Kasus bermula saat pria kelahiran 4 Januari 1950 itu berkenalan dengan Tomy Susanto pada sebuah acara ulang tahun di sebuah tempat karaoke di Mangga Besar, Jakarta Barat 2010. Saat itu Tomy mengajak Hartawan untuk bergabung bisnis narkoba tetapi ditolak.

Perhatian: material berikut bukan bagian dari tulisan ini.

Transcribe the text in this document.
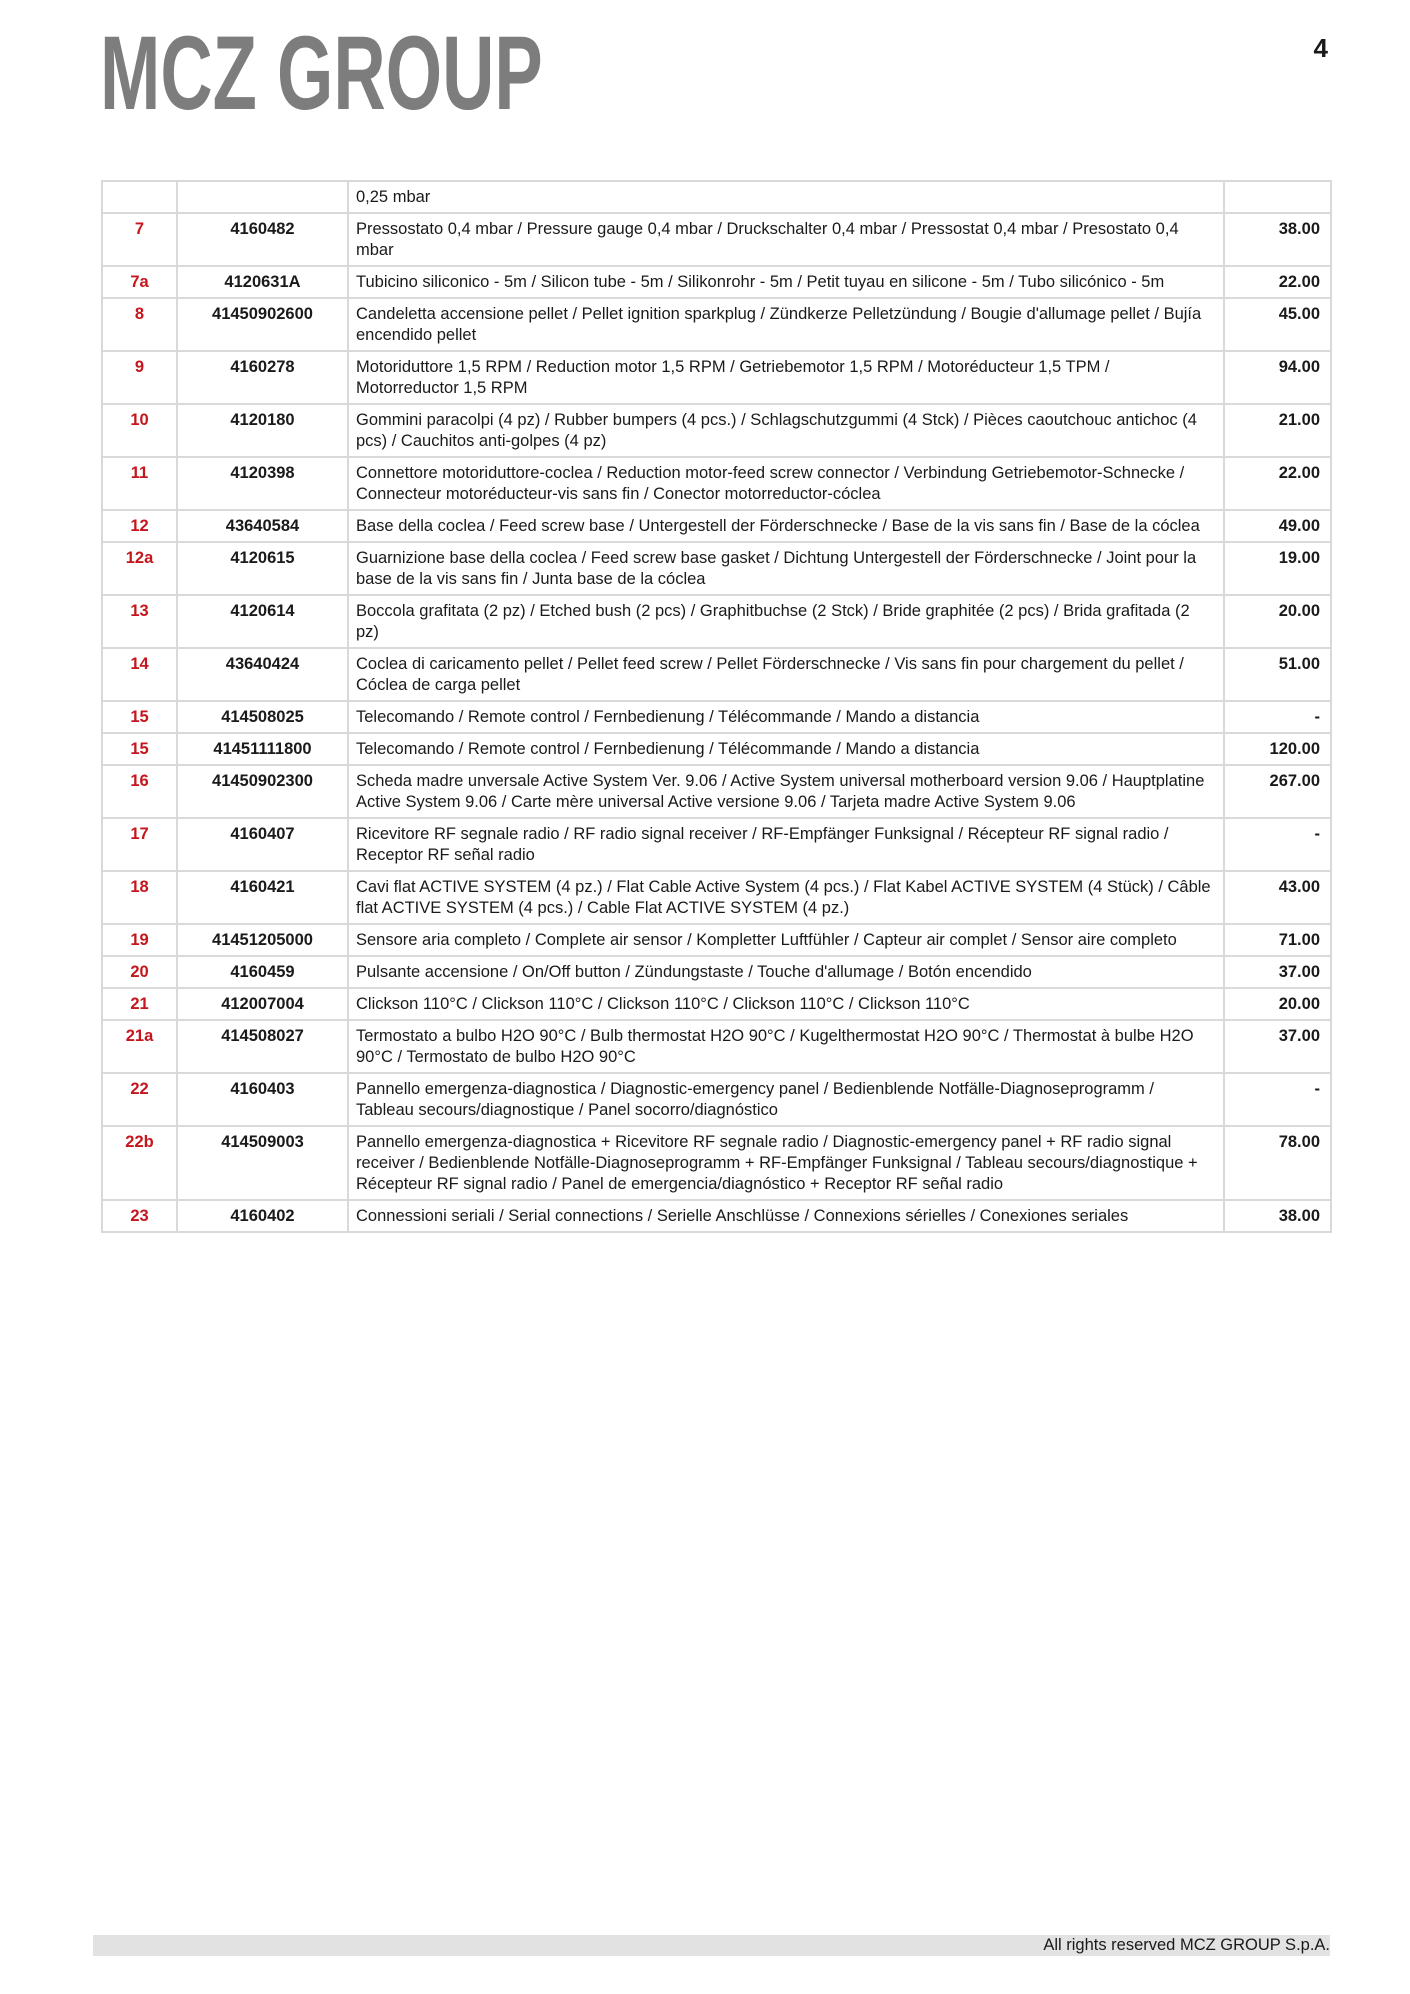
MCZ GROUP	4
		0,25 mbar	
7	4160482	Pressostato 0,4 mbar / Pressure gauge 0,4 mbar / Druckschalter 0,4 mbar / Pressostat 0,4 mbar / Presostato 0,4 mbar	38.00
7a	4120631A	Tubicino siliconico - 5m / Silicon tube - 5m / Silikonrohr - 5m / Petit tuyau en silicone - 5m / Tubo silicónico - 5m	22.00
8	41450902600	Candeletta accensione pellet / Pellet ignition sparkplug / Zündkerze Pelletzündung / Bougie d'allumage pellet / Bujía encendido pellet	45.00
9	4160278	Motoriduttore 1,5 RPM / Reduction motor 1,5 RPM / Getriebemotor 1,5 RPM / Motoréducteur 1,5 TPM / Motorreductor 1,5 RPM	94.00
10	4120180	Gommini paracolpi (4 pz) / Rubber bumpers (4 pcs.) / Schlagschutzgummi (4 Stck) / Pièces caoutchouc antichoc (4 pcs) / Cauchitos anti-golpes (4 pz)	21.00
11	4120398	Connettore motoriduttore-coclea / Reduction motor-feed screw connector / Verbindung Getriebemotor-Schnecke / Connecteur motoréducteur-vis sans fin / Conector motorreductor-cóclea	22.00
12	43640584	Base della coclea / Feed screw base / Untergestell der Förderschnecke / Base de la vis sans fin / Base de la cóclea	49.00
12a	4120615	Guarnizione base della coclea / Feed screw base gasket / Dichtung Untergestell der Förderschnecke / Joint pour la base de la vis sans fin / Junta base de la cóclea	19.00
13	4120614	Boccola grafitata (2 pz) / Etched bush (2 pcs) / Graphitbuchse (2 Stck) / Bride graphitée (2 pcs) / Brida grafitada (2 pz)	20.00
14	43640424	Coclea di caricamento pellet / Pellet feed screw / Pellet Förderschnecke / Vis sans fin pour chargement du pellet / Cóclea de carga pellet	51.00
15	414508025	Telecomando / Remote control / Fernbedienung / Télécommande / Mando a distancia	-
15	41451111800	Telecomando / Remote control / Fernbedienung / Télécommande / Mando a distancia	120.00
16	41450902300	Scheda madre unversale Active System Ver. 9.06 / Active System universal motherboard version 9.06 / Hauptplatine Active System 9.06 / Carte mère universal Active versione 9.06 / Tarjeta madre Active System 9.06	267.00
17	4160407	Ricevitore RF segnale radio / RF radio signal receiver / RF-Empfänger Funksignal / Récepteur RF signal radio / Receptor RF señal radio	-
18	4160421	Cavi flat ACTIVE SYSTEM (4 pz.) / Flat Cable Active System (4 pcs.) / Flat Kabel ACTIVE SYSTEM (4 Stück) / Câble flat ACTIVE SYSTEM (4 pcs.) / Cable Flat ACTIVE SYSTEM (4 pz.)	43.00
19	41451205000	Sensore aria completo / Complete air sensor / Kompletter Luftfühler / Capteur air complet / Sensor aire completo	71.00
20	4160459	Pulsante accensione / On/Off button / Zündungstaste / Touche d'allumage / Botón encendido	37.00
21	412007004	Clickson 110°C / Clickson 110°C / Clickson 110°C / Clickson 110°C / Clickson 110°C	20.00
21a	414508027	Termostato a bulbo H2O 90°C / Bulb thermostat H2O 90°C / Kugelthermostat H2O 90°C / Thermostat à bulbe H2O 90°C / Termostato de bulbo H2O 90°C	37.00
22	4160403	Pannello emergenza-diagnostica / Diagnostic-emergency panel / Bedienblende Notfälle-Diagnoseprogramm / Tableau secours/diagnostique / Panel socorro/diagnóstico	-
22b	414509003	Pannello emergenza-diagnostica + Ricevitore RF segnale radio / Diagnostic-emergency panel + RF radio signal receiver / Bedienblende Notfälle-Diagnoseprogramm + RF-Empfänger Funksignal / Tableau secours/diagnostique + Récepteur RF signal radio / Panel de emergencia/diagnóstico + Receptor RF señal radio	78.00
23	4160402	Connessioni seriali / Serial connections / Serielle Anschlüsse / Connexions sérielles / Conexiones seriales	38.00
All rights reserved MCZ GROUP S.p.A.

Setahun berikutnya, atau tepatnya pada 6 Agustus 2011, Tomy meminta bantuan Hartawan untuk mau mengedarkan pil setan itu. Hartawan menyanggupi karena akan diberi sejumlah uang. Ribuan pil ekstasi itu dimasukkan ke dalam kardus dan disimpan di lantai 1 rumah Hartawan. Adapun Tomy pulang kampung ke Kalimantan Barat dan mengendalikan Hartawan untuk menyebarkan pil setan itu dari jauh.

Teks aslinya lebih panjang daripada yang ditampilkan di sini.